Sessions membela kebijakan imigrasi setelah laporan deportasi ‘DREAMer’

Sessions membela kebijakan imigrasi setelah laporan deportasi ‘DREAMer’

Jaksa Agung Jeff Sessions membela kebijakan imigrasi pemerintahan Trump pada hari Rabu sebagai tanggapan atas kritik atas deportasi seorang “DREAMer” berusia 23 tahun yang dibawa ke negara itu secara ilegal ketika dia berusia 9 tahun.

Dalam penampilannya di Fox News ‘Happening Now’, Sessions ditanya tentang kasus Juan Manuel Montes, yang mengatakan ia memenuhi syarat untuk program Deferred Action for Childhood Arrivals (DACA) pemerintahan Obama tetapi dideportasi ke Meksiko pada bulan Februari setelah dihentikan oleh seorang petugas polisi Kalifornia. Montes menggugat pemerintah federal.

Pengacara Montes mengatakan dia memenuhi syarat untuk DACA pada tahun 2014, dan diperpanjang pada tahun 2016. Namun pejabat Bea Cukai dan Perlindungan Perbatasan AS mengatakan izinnya telah habis masa berlakunya pada tahun 2015 dan belum diperpanjang. Mereka juga mencatat bahwa Montes dihukum karena pencurian.

Sessions mengatakan dia tidak mengetahui alasan Montes dideportasi, dan membantah bahwa penerima DACA menjadi sasaran deportasi. Namun dia memperingatkan terhadap imigran ilegal yang merasa aman dari deportasi hanya karena mereka sudah lama tinggal di negara tersebut.

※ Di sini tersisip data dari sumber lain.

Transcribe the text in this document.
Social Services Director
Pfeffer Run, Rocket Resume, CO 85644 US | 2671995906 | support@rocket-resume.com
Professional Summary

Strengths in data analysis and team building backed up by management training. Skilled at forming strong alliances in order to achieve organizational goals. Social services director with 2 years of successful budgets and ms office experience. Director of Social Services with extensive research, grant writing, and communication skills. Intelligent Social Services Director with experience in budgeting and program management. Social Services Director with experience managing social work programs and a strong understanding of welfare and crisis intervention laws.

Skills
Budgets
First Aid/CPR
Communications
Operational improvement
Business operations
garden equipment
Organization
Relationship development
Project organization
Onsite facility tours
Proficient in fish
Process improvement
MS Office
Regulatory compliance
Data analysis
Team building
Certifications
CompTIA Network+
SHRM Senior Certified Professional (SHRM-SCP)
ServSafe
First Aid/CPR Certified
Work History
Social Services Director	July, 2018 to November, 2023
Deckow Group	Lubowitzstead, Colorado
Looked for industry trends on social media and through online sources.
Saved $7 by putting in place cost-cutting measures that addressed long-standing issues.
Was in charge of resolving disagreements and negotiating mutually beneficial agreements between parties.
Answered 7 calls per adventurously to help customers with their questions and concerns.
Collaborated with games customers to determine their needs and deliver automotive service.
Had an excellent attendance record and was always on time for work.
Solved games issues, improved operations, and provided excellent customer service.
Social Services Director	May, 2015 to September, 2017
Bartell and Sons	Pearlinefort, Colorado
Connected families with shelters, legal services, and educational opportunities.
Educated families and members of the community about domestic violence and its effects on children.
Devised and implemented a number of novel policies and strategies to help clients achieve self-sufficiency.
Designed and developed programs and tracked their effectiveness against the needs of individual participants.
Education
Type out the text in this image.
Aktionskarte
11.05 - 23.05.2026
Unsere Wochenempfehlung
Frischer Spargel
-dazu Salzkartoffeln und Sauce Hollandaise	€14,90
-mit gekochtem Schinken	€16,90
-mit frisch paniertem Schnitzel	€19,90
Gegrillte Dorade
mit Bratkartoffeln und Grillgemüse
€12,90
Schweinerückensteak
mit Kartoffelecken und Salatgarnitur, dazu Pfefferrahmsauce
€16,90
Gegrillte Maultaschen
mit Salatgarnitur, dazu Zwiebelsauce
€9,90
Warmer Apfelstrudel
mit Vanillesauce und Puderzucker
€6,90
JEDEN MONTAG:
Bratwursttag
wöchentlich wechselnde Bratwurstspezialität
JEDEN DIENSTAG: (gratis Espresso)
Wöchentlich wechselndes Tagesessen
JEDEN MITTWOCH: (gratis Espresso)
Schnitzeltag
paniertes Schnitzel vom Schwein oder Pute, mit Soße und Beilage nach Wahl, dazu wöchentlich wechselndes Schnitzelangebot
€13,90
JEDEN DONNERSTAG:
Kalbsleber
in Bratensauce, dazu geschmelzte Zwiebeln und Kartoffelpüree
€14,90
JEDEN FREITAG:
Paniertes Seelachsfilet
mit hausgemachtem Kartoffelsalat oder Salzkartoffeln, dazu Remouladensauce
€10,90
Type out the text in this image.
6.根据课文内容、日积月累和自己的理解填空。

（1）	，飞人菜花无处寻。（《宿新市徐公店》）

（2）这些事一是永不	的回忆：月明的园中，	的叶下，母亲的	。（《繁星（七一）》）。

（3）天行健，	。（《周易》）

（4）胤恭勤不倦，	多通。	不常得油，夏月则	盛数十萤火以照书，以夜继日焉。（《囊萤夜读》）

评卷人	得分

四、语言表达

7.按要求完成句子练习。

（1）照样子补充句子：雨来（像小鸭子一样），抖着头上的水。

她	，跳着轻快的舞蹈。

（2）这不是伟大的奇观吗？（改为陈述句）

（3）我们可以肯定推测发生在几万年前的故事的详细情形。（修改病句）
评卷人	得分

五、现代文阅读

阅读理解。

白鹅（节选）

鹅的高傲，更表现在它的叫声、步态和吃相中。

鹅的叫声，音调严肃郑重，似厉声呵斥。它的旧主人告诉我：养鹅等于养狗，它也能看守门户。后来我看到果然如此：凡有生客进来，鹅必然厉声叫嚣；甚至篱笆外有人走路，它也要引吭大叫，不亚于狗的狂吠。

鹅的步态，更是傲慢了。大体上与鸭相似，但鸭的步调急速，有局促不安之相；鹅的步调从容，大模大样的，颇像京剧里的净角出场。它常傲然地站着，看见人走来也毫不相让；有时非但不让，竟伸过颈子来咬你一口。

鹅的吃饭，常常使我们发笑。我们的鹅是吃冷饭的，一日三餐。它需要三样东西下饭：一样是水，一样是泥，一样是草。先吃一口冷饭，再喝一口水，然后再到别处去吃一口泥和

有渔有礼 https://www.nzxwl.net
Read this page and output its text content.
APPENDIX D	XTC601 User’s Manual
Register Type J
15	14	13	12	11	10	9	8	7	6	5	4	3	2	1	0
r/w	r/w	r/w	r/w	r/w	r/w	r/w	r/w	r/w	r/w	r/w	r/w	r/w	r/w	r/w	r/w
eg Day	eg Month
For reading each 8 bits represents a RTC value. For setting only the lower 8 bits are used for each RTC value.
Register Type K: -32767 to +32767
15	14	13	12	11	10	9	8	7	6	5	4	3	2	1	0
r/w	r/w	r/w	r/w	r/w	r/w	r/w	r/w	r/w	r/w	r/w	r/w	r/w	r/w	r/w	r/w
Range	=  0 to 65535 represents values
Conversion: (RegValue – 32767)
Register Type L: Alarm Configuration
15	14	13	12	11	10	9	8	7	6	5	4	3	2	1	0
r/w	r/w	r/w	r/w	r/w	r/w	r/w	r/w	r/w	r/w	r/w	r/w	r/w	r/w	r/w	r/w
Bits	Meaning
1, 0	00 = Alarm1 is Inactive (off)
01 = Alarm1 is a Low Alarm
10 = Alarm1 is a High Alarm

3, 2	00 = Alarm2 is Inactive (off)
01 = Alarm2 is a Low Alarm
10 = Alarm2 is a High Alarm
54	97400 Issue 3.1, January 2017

“Pendaftaran DACA tidak ditargetkan, saya tidak tahu mengapa orang ini dipilih,” katanya. “Semua orang di negara ini dideportasi secara ilegal, jadi orang-orang datang ke sini dan tinggal di sini selama beberapa tahun dan entah bagaimana mereka berpikir bahwa mereka tidak bisa dideportasi – ya, memang begitu.”

Presiden Trump belum menjelaskan dengan jelas niatnya untuk menerima penerima DACA. Meskipun ia berjanji selama kampanye untuk mengakhiri DACA, sejauh ini ia belum melakukannya dan mengatakan dalam wawancara bahwa penerima DACA tidak perlu khawatir.

Namun Sessions memperingatkan bahwa meskipun pemerintah fokus pada jenis imigran ilegal tertentu, mereka tidak menutup kemungkinan mendeportasi siapa pun ke sini secara ilegal.

“Prioritas kami adalah mengakhiri pelanggaran hukum di perbatasan, menghentikan masuknya arus masuk ilegal ke dalam negeri, dan kemudian memprioritaskan mereka yang bermasalah dengan hukum, pendatang baru, orang yang pernah dideportasi sebelumnya, pengedar narkoba dan aktivis kriminal lainnya, mereka harus dideportasi terlebih dahulu,” ujarnya.

“Tetapi kami tidak bisa menjanjikan orang-orang yang berada di sini secara ilegal bahwa mereka tidak akan dideportasi.”

Kasus Montes dengan cepat diangkat oleh anggota parlemen Demokrat dan kelompok progresif, yang menyebut deportasi tersebut sebagai contoh kebijakan imigrasi yang kejam.

“Kebrutalan pemerintahan Trump terhadap para DREAMers memindai nilai-nilai kita sebagai sebuah bangsa,” kata Pemimpin Minoritas DPR Nancy Pelosi dalam sebuah pernyataan. “Malu pada mereka.”